Explain in one sentence why you think the project you nominate is outstanding and could serve as an example for the entire community of modern and contemporary art museums.
Museo Barda del Desierto proposes an expanded, transdisciplinary, and eco-sensitive architecture that redefines the museum’s role as a living laboratory for space, knowledge, affect, and transformation.
Explain why this practice or program is relevant and sustainable in creating meaningful and lasting connections with people, communities, and the museum context with a medium to long-term vision.
The architectural project builds sustainable connections through a web of relationships rooted in art as a territorial and collaborative practice. Its transdisciplinary approach fosters an alternative institutional model that centers local rootedness, collective participation, and environmental care. By dissolving the traditional notion of a building, the museum expands across the landscape, activating a cultural geography shaped by walking, site-specific works, and shared encounters. By housing its library within the town’s public library, the museum deepens its commitment to distributed architecture—one that builds on trust and activates existing community infrastructures through relational ties. Digital accessibility, decentralized content, and education programs with a territorial lens help expand audiences and strengthen community ownership. This living architecture sustains a long-term museological vision grounded in ecological justice, collective care, and social sensitivity.
What are the outcomes of the practice you are most proud of?
The architectural project of the mBDD has radically transformed the notion of institutional practice in contemporary art, dematerializing the building and rematerializing the museum experience into a complex and relational dimension.

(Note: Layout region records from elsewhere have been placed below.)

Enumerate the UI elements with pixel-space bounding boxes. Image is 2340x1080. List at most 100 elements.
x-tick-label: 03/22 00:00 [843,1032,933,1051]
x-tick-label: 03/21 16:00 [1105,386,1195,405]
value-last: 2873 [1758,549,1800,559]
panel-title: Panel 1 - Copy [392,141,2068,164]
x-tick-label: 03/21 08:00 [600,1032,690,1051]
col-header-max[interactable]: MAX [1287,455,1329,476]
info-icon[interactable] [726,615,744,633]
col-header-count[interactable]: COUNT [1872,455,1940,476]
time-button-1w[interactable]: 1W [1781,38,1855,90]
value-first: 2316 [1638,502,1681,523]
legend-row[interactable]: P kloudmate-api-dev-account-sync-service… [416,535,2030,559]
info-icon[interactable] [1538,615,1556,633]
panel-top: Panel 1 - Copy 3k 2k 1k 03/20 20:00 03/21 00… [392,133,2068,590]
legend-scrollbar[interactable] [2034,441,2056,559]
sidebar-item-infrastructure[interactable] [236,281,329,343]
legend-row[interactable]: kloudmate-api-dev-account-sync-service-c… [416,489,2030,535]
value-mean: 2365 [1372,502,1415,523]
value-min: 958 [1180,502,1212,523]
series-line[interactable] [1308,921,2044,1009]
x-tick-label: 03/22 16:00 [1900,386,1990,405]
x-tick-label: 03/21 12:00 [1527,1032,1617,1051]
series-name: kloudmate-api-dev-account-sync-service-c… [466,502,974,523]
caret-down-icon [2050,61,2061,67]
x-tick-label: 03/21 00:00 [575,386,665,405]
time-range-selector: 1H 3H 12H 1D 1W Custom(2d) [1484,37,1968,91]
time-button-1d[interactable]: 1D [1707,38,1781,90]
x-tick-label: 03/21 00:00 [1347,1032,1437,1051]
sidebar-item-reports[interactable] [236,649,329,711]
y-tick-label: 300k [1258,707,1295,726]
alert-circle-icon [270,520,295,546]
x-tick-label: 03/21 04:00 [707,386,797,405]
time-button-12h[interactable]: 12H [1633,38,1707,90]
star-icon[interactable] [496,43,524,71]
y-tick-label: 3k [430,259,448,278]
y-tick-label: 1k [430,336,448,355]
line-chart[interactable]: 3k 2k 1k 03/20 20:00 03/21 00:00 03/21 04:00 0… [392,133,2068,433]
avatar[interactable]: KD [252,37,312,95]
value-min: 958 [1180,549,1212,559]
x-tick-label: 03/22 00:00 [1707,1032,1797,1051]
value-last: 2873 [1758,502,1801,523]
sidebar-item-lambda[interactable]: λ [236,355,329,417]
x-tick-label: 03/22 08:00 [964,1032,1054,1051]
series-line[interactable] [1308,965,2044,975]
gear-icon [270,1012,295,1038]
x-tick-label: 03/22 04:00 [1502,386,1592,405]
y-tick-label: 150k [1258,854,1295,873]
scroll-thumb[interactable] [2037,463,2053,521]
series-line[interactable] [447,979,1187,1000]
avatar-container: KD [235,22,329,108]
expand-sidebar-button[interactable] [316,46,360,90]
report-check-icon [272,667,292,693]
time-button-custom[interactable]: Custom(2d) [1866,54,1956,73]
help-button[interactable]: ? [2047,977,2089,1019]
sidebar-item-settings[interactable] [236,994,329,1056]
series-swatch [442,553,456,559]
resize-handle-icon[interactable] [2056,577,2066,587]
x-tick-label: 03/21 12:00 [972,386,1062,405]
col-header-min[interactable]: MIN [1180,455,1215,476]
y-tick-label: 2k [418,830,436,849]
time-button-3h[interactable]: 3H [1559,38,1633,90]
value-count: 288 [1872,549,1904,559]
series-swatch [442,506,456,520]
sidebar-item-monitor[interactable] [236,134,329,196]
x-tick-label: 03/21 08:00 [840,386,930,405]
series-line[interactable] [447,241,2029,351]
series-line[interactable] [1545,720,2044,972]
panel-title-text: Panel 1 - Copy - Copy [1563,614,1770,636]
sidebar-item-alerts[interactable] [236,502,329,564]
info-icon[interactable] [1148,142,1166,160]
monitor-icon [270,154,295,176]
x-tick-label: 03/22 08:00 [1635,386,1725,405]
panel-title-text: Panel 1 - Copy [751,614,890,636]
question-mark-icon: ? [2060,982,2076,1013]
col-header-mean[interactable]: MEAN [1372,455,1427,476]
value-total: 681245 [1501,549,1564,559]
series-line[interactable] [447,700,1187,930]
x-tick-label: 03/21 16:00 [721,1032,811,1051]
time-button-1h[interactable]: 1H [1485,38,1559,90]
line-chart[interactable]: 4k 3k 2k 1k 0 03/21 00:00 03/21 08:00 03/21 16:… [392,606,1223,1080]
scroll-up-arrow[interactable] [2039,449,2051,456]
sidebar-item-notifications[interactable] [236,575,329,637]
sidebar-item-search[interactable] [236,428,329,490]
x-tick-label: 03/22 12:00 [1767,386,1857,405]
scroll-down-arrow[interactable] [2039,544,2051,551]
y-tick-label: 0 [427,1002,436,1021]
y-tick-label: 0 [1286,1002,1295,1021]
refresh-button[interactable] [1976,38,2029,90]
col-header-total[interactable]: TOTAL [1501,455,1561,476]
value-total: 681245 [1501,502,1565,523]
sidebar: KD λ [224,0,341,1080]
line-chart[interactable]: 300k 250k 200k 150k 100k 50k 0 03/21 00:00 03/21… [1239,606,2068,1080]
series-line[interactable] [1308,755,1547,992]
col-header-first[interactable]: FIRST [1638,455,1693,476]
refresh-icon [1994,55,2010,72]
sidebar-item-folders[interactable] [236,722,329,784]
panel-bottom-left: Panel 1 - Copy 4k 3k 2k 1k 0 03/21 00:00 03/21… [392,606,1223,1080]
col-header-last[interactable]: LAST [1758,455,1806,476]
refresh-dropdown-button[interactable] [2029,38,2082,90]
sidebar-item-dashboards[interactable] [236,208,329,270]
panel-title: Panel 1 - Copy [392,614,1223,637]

The museum has adopted situated methodologies that prioritize active listening and adaptability to the rhythms of the land. The Museum is a School, by Luis Camnitzer, became a turning point—reimagined through augmented reality, it now guides visitors across the land, linking learning to walking, perception, and weather. The museum’s library, housed in the town’s public library, reinforces its distributed architecture by rooting knowledge within everyday life. Through situated governance and minimal infrastructure, mBDD has built a growing, intergenerational community that sustains curatorial, pedagogical, and artistic processes over time. What began as an idea is now a cartography of shared care: a museum that is walked, inhabited, and redefined with every encounter.
How has the nominated practice changed your methods and ways of working?
The mBDD has profoundly transformed its working methods by replacing classical institutional logic with a practice of listening, adaptability, and decentralization. The team collaborates in networks with artists, educators, scientists, and communities, building a museum organized from the territory—not imposed on it. This methodology responds directly to a key question posed by CIMAM 2025: How can museum structures be renegotiated? Inspired by Paulo Tavares' vision, the mBDD not only does without a building, but redefines the very notion of a museum as an ecological and political act. In the words of Luis Camnitzer, the project “changes dimension and rematerializes at another level,” where perception, body, and imagination generate new forms of knowledge. Today, the museum functions as a relational membrane that produces meaning at the intersection of the sensitive and the collective. Its way of working has thus become more complex, ethical, and poetic.